As the daylight hours begin to shorten, this triggers the leafhopper to enter its reproductive stage. Once under 12 hours of daylight, the females mature, mate, insert their eggs into the host plant and then begin to prepare for overwintering until the next season.
As the leafhopper feeds, they puncture the mesophyll cells on the underside of the leaf in order to suck out the contents. This leaves behind a trail of light brown/yellow or white marks known as “stippling.” This stippling, since the leaf hopper consumed the chlorophyll, causes a reduction in photosynthesis.
It is estimated that each nymph can consume 0.01in2 daily which may not sound like a lot, but multiplying that times the 140 nymphs each female can lay, it is devastating. As the chlorophyll is diminished, chlorosis can occur, causing the leaves to become dry. Within a season, the decreased photosynthesis may prevent the grapes from fully ripening, thereby affecting the quality of the wine. This may also lead to early leaf drop. If early leaf drop occurs across two consecutive vintages, the vine may be harmed for years afterwards. In fact, it may never recover resulting in the death of the vine.
Monitoring and Control
Although there are ways to monitor for leafhoppers in the egg stage, typical monitoring begins in their nymph stage as the eggs are too difficult to see. Monitoring is done by observing the top of the leaves for the white spots. We begin monitoring in mid to late May. At this point of the season, the nymphs are typically in their first or second instar stage and in their peak abundance.

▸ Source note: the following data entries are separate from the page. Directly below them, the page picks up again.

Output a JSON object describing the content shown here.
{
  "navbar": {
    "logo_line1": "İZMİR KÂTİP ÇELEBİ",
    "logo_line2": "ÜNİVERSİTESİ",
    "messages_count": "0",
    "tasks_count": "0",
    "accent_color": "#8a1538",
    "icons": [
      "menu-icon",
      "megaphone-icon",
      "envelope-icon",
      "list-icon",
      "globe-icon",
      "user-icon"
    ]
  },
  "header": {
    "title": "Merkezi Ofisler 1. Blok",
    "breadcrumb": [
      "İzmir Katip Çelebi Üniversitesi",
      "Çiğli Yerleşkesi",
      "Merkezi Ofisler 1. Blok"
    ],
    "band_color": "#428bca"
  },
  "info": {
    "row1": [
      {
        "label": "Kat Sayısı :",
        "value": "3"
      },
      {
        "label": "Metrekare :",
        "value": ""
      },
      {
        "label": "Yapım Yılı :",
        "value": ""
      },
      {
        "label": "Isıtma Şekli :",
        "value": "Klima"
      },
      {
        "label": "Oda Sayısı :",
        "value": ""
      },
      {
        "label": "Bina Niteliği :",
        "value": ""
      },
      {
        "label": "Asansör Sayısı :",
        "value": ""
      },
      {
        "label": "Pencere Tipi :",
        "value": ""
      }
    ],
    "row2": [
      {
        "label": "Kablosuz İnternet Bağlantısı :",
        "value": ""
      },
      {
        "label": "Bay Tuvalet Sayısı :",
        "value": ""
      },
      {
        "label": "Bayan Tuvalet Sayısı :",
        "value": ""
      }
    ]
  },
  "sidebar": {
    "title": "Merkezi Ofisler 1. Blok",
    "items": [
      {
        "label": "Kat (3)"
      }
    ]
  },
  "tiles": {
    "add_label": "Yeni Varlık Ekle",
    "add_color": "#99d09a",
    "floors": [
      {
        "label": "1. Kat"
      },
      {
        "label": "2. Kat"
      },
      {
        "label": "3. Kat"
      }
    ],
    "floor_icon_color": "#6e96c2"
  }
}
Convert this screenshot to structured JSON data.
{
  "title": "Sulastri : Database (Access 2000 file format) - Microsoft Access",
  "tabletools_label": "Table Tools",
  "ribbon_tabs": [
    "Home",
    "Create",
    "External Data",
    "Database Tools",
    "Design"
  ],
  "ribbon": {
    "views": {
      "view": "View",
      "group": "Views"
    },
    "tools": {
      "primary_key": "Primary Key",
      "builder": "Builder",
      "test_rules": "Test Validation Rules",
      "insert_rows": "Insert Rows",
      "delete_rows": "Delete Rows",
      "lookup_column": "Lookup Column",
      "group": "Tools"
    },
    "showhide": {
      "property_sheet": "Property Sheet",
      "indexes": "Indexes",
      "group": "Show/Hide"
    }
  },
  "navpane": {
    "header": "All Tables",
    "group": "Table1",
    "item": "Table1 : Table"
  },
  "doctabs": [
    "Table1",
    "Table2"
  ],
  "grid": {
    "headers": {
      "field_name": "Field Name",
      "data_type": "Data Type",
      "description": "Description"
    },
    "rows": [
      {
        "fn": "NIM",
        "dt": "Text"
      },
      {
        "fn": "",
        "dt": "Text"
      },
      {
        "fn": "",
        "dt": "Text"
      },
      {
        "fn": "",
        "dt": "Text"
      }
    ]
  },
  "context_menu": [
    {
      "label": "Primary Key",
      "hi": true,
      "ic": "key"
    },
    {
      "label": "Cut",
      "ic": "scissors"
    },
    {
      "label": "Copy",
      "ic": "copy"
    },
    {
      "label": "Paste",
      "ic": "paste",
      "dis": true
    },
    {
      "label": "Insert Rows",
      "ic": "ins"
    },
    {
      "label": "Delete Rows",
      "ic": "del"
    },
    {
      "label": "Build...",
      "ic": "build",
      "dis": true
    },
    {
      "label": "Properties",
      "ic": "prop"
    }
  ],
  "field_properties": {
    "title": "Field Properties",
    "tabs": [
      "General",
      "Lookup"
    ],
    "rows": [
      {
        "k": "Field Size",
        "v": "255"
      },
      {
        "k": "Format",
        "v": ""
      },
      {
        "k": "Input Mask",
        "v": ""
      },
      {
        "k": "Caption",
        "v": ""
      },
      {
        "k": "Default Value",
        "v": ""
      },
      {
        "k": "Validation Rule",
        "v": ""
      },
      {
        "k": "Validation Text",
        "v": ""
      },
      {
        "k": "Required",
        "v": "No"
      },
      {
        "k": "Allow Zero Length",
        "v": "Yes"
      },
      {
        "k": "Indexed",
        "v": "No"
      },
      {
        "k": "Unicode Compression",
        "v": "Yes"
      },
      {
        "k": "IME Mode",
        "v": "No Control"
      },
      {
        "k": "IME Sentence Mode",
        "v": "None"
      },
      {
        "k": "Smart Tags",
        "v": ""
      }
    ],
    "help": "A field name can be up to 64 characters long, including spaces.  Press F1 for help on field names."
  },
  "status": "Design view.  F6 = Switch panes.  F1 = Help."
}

Luckily, there are several natural predators that can help manage the spread of leafhoppers. Some of these include the parasitic wasp, the lady beetle, funnel weaver spider and agrarian sac spider. If the leafhoppers are persistent, removal of the basal leaves and lateral shoots prior to adults emerging is another option.
The use pyrethoids are the typical compound used in the insecticides that kill adult leafhoppers. The compound is produced from Chrysanthemums. If choosing to treat the vineyards organically, it is important to find the aphids in their young stages, as the treatment does not kill the adults. Narrow range oils, neem oil, insecticidal soaps, PyGanic, or kaolin clay may give partial control when nymphs.